Mais rien ne te dit que le jeune Louis [fils de Louis d'Albufera] soit dans les mêmes dispositions, et dans le doute il est préférable, n'eût-il qu'une chance sur 1000 de prendre ton mal (et je crois qu'elles sont infiniment plus grandes, sauf la question que j'ignore de savoir si les enfants aussi jeunes sont un terrain de culture favorable pour le bacille d'Eberth). D'ailleurs ce n'est pas à cela que je pensais quand je téléphonais mais à plus tard, je t'expliquerai ce que je veux dire et ce n'est pas la peine de disserter là-dessus trois semaines d'avance. Mon cher Louis, tu as un médecin et moi je n'entends rien à la médecine. Laisse-toi soigner par lui. Moi, mon rôle ne doit être que celui de l'amitié incompétente: aller te voir dès que je le pourrai matériellement, si je ne te fatigue pas, te faire les commissions qui peuvent t'être utiles, mais ne pas être, à côté et au-dessous de ton médecin, un consultant officieux et ignare qui ne connaît pas le premier mot de tout cela. À toi de tout mon coeur et avec ma profonde tendresse... Pour ne pas t'encombrer du formulaire de Gilbert, je coupe la page que tu me demandes et je l'inclus ici. Je sais qu'il y a une autre page sur la désinfection des habits, etc., de quelqu'un qui a la fièvre typhoïde mais mon livre est déchiré.»

• 3. - Télégramme. Paris, 14 avril 1907: «Tu me ferais plaisir si tu pouvais sans causer trop de dérangements me faire télégraphier si ton nouveau traitement sembler donner quelque résultat, désespéré que tu souffres encore, & te supplie prendre patience... Tendresses.
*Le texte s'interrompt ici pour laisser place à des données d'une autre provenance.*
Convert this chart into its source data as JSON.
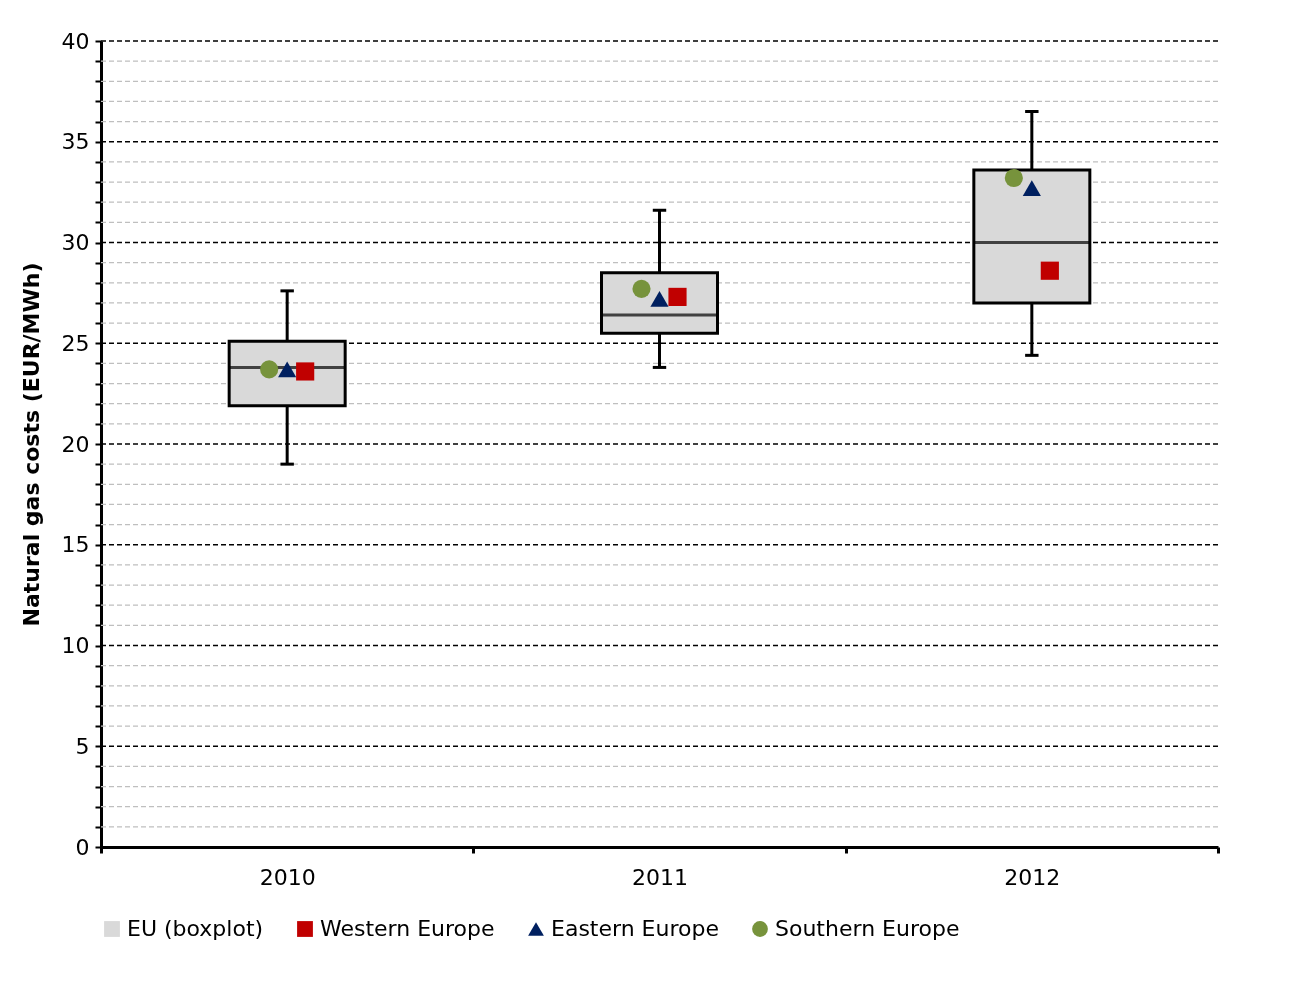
{
  "chart_data": {
    "type": "box",
    "ylabel": "Natural gas costs (EUR/MWh)",
    "categories": [
      "2010",
      "2011",
      "2012"
    ],
    "ylim": [
      0,
      40
    ],
    "yticks": [
      0,
      {
        "value": 1,
        "label": null
      },
      {
        "value": 2,
        "label": null
      },
      {
        "value": 3,
        "label": null
      },
      {
        "value": 4,
        "label": null
      },
      5,
      {
        "value": 6,
        "label": null
      },
      {
        "value": 7,
        "label": null
      },
      {
        "value": 8,
        "label": null
      },
      {
        "value": 9,
        "label": null
      },
      10,
      {
        "value": 11,
        "label": null
      },
      {
        "value": 12,
        "label": null
      },
      {
        "value": 13,
        "label": null
      },
      {
        "value": 14,
        "label": null
      },
      15,
      {
        "value": 16,
        "label": null
      },
      {
        "value": 17,
        "label": null
      },
      {
        "value": 18,
        "label": null
      },
      {
        "value": 19,
        "label": null
      },
      20,
      {
        "value": 21,
        "label": null
      },
      {
        "value": 22,
        "label": null
      },
      {
        "value": 23,
        "label": null
      },
      {
        "value": 24,
        "label": null
      },
      25,
      {
        "value": 26,
        "label": null
      },
      {
        "value": 27,
        "label": null
      },
      {
        "value": 28,
        "label": null
      },
      {
        "value": 29,
        "label": null
      },
      30,
      {
        "value": 31,
        "label": null
      },
      {
        "value": 32,
        "label": null
      },
      {
        "value": 33,
        "label": null
      },
      {
        "value": 34,
        "label": null
      },
      35,
      {
        "value": 36,
        "label": null
      },
      {
        "value": 37,
        "label": null
      },
      {
        "value": 38,
        "label": null
      },
      {
        "value": 39,
        "label": null
      },
      40
    ],
    "grid": "y",
    "legend": "bottom",
    "series": [
      {
        "name": "EU (boxplot)",
        "color": "#d9d9d9",
        "boxes": [
          {
            "low": 19.0,
            "q1": 21.9,
            "median": 23.8,
            "q3": 25.1,
            "high": 27.6
          },
          {
            "low": 23.8,
            "q1": 25.5,
            "median": 26.4,
            "q3": 28.5,
            "high": 31.6
          },
          {
            "low": 24.4,
            "q1": 27.0,
            "median": 30.0,
            "q3": 33.6,
            "high": 36.5
          }
        ]
      },
      {
        "name": "Western Europe",
        "type": "scatter",
        "marker": "square",
        "color": "#c00000",
        "values": [
          23.6,
          27.3,
          28.6
        ]
      },
      {
        "name": "Eastern Europe",
        "type": "scatter",
        "marker": "triangle",
        "color": "#002060",
        "values": [
          23.7,
          27.2,
          32.7
        ]
      },
      {
        "name": "Southern Europe",
        "type": "scatter",
        "marker": "circle",
        "color": "#77933c",
        "values": [
          23.7,
          27.7,
          33.2
        ]
      }
    ]
  }
}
M. Proust.»

• 4. - Télégramme. Paris, 21 avril 1907: «Rémission fièvre & retour à la température normale espérés pour aujourd'hui se sont-ils produits. Affections. Marcel Proust.» (déchirure sans manque).

• 5. - Télégramme. Paris, 22 avril 1907: «T'ai répondu immédiatement par lettre partie ce matin, craignant dans une dépêche confusion de nom et d'adresses de médecins. Bien chagrin savoir que fièvre n'est pas terminée. Encore affections. Marcel Proust.» Marcel Proust a adressé ces trois télégrammes à Nice où Louis Suchet d'Albufera passait sa convalescence.